3. Appellant's contention that the defendants in counterclaim were the undisclosed agents of the purchaser, thereby violating their fiduciary duty to her, is equally untenable. Appellant's allegations in that regard were pierced by the deposition testimony of the two real estate agents that they acted solely as appellant's agents throughout the transactions here involved. In answer to that sworn testimony, appellant shows only that one agent knew the purchaser of appellant's house socially and as the employer of her sons; that that agent, who had sold the house next to appellant's to the same buyer, was told by the buyer that he wished to acquire more property on appellant's street; that that agent told the other agent that she had a buyer interested in property on that street; that other houses on that street which were listed by one of the agents at a higher price than that at which appellant's house was listed had been rejected by the purchaser of appellant's house because the prices were too high; and that the same agents had subsequently participated in other sales on that street to the same buyer, some at higher prices than that received by appellee. We do not find those facts inconsistent with the insistence by the real estate agents that they acted as appellant's agents. There is no direct evidence that the defendants in counterclaim were agents of the buyer, and in the face of their sworn averments that they acted only as appellant's agents, the inferences appellant attempts to draw from the evidence are not sufficient to create a question of fact on the issue of dual agency. See Shivers v. Barton & Ludwig, 164 Ga. App. 490, 491 (296 SE2d 749) (1982).

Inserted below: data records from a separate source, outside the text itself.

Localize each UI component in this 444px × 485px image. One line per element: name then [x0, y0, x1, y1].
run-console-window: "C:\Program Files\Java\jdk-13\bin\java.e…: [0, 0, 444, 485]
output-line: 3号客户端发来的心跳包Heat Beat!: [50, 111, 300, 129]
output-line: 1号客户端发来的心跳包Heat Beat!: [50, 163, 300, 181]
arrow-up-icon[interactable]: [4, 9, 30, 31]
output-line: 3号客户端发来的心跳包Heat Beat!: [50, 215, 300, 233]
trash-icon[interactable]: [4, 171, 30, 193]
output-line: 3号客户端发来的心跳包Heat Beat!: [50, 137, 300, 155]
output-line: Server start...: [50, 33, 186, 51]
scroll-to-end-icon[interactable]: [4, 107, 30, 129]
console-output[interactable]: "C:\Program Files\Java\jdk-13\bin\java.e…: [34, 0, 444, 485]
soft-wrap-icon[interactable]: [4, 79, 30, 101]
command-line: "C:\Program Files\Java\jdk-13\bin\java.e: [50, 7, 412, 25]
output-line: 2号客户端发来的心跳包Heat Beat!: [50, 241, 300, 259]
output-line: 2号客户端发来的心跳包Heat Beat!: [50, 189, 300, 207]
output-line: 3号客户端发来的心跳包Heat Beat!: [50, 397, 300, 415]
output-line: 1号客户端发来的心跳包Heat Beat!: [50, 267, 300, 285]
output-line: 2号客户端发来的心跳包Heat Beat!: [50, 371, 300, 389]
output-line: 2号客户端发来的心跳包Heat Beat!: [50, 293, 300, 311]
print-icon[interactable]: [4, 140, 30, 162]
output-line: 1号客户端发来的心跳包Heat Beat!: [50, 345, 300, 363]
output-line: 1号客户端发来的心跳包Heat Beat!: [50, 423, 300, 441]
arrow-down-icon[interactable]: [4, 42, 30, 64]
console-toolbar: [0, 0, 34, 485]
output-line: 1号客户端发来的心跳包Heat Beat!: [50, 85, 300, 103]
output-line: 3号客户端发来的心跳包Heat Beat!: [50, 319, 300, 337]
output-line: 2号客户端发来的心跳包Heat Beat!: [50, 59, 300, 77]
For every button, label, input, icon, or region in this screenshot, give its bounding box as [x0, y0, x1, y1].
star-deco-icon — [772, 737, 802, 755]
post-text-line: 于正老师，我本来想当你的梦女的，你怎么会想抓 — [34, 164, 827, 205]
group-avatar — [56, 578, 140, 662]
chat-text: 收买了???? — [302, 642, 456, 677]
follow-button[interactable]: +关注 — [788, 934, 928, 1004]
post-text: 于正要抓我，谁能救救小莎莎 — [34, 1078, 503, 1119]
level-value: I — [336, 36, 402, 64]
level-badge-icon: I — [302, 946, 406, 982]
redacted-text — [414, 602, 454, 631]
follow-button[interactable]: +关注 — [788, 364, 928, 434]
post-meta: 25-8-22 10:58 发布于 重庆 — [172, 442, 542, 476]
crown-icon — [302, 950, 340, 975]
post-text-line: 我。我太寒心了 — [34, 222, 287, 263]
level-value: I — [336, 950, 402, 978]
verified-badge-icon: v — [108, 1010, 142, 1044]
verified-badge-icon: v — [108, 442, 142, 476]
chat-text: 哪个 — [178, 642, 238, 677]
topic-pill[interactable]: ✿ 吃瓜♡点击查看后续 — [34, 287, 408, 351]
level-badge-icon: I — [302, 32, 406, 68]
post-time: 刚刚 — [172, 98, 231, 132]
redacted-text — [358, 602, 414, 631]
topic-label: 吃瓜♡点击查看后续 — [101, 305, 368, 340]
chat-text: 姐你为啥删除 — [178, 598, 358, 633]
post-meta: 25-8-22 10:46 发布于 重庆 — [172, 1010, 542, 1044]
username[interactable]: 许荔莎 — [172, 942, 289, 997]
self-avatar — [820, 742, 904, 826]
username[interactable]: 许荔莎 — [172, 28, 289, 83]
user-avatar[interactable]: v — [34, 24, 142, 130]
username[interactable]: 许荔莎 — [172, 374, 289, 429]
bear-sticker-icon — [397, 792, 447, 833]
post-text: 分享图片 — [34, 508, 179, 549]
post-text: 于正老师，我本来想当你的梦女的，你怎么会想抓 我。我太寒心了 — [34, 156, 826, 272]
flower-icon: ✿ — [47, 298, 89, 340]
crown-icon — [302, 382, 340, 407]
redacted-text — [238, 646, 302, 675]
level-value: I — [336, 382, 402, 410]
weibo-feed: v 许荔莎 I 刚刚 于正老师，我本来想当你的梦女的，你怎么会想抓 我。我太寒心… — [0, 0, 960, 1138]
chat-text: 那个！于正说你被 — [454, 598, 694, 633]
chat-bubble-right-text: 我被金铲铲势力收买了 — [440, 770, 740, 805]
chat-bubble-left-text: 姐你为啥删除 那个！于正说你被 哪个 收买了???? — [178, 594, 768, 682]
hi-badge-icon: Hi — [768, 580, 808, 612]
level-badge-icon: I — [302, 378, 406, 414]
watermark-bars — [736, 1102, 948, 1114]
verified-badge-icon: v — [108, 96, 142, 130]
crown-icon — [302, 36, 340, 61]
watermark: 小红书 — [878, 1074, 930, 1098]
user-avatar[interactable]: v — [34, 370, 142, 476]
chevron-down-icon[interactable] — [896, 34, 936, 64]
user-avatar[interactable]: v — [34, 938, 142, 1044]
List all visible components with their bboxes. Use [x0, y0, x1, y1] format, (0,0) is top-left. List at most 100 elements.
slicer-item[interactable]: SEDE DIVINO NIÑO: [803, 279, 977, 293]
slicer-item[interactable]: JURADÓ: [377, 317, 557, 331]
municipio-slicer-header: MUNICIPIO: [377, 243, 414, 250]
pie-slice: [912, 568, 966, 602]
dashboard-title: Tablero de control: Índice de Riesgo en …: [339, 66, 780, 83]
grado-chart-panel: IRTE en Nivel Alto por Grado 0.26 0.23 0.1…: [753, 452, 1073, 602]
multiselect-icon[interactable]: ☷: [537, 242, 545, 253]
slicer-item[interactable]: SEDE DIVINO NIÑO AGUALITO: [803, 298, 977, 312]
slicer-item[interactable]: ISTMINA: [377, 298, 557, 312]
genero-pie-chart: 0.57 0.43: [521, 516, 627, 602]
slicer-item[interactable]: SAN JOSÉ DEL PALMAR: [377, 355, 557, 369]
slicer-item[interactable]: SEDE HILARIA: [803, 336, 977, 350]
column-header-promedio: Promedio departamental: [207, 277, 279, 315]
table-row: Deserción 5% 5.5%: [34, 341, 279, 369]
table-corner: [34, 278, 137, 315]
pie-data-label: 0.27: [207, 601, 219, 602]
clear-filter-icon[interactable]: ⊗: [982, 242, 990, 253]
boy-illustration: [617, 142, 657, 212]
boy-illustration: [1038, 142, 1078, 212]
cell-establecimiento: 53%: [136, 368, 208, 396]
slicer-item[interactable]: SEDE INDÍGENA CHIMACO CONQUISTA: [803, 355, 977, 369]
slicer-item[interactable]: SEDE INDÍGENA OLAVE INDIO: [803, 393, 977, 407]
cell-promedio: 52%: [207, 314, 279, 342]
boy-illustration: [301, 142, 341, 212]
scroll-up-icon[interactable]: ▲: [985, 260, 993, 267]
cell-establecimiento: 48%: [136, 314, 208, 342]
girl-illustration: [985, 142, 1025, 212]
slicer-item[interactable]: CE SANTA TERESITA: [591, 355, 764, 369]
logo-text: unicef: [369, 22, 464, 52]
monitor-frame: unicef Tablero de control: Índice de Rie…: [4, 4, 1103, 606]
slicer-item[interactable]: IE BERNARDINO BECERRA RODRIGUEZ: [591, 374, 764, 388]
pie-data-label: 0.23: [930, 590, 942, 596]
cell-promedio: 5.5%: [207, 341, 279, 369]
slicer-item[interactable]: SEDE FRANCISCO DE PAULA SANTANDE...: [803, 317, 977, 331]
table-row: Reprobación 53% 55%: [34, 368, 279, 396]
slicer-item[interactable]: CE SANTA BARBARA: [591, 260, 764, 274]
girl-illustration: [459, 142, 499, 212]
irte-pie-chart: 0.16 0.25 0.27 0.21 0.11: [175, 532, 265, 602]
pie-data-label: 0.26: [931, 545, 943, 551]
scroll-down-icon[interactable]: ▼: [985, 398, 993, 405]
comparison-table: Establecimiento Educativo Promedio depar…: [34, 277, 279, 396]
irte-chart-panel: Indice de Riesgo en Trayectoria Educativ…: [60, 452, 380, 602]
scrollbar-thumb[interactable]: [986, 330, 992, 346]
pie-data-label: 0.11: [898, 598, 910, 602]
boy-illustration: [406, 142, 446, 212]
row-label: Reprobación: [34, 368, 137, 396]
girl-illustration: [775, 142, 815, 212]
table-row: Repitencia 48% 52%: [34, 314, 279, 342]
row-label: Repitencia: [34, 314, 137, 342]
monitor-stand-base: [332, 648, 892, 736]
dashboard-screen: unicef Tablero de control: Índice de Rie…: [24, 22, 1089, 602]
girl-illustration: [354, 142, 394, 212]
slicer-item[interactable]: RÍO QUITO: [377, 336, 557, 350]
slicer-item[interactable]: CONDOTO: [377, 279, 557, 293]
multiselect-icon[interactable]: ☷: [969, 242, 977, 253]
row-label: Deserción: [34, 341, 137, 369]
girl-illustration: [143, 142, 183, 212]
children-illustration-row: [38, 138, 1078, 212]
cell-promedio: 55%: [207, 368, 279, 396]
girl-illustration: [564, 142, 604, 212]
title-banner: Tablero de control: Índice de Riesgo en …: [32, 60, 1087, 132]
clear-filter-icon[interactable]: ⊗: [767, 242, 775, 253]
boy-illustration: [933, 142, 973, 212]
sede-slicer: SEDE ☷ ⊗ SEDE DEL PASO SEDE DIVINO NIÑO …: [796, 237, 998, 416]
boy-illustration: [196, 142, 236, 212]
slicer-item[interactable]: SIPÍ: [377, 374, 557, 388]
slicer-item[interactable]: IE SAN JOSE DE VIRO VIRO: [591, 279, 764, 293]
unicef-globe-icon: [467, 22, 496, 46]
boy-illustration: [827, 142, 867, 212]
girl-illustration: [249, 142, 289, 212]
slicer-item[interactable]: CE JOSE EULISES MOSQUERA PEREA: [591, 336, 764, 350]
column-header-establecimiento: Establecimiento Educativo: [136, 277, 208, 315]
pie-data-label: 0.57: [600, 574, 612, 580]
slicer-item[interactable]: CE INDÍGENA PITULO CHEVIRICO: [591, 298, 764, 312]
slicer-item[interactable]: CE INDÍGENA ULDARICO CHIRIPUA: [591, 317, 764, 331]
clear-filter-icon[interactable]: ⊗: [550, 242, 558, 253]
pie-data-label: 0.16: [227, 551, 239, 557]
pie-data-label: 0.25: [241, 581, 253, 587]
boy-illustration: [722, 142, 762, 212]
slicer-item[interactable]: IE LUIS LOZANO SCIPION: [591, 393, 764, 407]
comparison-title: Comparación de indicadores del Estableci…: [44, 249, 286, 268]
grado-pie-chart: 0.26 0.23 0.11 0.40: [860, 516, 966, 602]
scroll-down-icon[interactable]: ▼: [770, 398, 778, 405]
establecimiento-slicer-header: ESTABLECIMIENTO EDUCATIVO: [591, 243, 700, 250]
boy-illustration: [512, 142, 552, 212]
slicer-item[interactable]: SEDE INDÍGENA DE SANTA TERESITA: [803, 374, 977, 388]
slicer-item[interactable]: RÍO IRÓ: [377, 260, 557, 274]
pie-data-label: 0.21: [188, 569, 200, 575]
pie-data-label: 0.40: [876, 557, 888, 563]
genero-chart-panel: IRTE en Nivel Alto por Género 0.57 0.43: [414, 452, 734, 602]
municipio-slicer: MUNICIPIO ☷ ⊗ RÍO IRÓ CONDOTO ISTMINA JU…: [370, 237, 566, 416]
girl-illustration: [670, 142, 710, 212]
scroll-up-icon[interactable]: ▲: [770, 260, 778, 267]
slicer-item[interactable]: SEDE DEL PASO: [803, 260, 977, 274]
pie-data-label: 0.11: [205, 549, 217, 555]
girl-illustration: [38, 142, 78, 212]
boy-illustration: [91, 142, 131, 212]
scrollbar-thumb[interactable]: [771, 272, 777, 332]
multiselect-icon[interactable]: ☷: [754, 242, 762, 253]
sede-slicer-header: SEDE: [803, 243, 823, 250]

4. Finally, appellant argues that questions of fact regarding alleged breaches of fiduciary duty by appellees preclude the entry of summary judgment. We disagree.

Other than the contentions regarding dual agency, the breach of fiduciary duty claim is based on allegations that appellees priced appellant's *593 house too low, being more concerned with selling it quickly than with getting appellant the best price. Unfortunately for appellant, she has no more than allegations to bolster her position. The agent who set the price, with appellant's agreement, testified that he did so in the belief that it was the correct price for that property. He and appellant have both testified that he had suggested a lower price, but rewrote the listing contract when appellant insisted that she wanted more money. Appellant has not been able to counter the agent's testimony with any facts showing the house was underpriced. Compare Howell v. Greene Real Estate Co., 162 Ga. App. 766 (292 SE2d 520) (1982).

In summary, it appears that appellant has been unable to respond with substantive evidence to counter the showing made by appellees on all the issues on which summary judgment was granted. We find no error in the grant of summary judgment for any of the reasons raised in this appeal.

Judgment affirmed. Banke, P. J., and Pope, J., concur.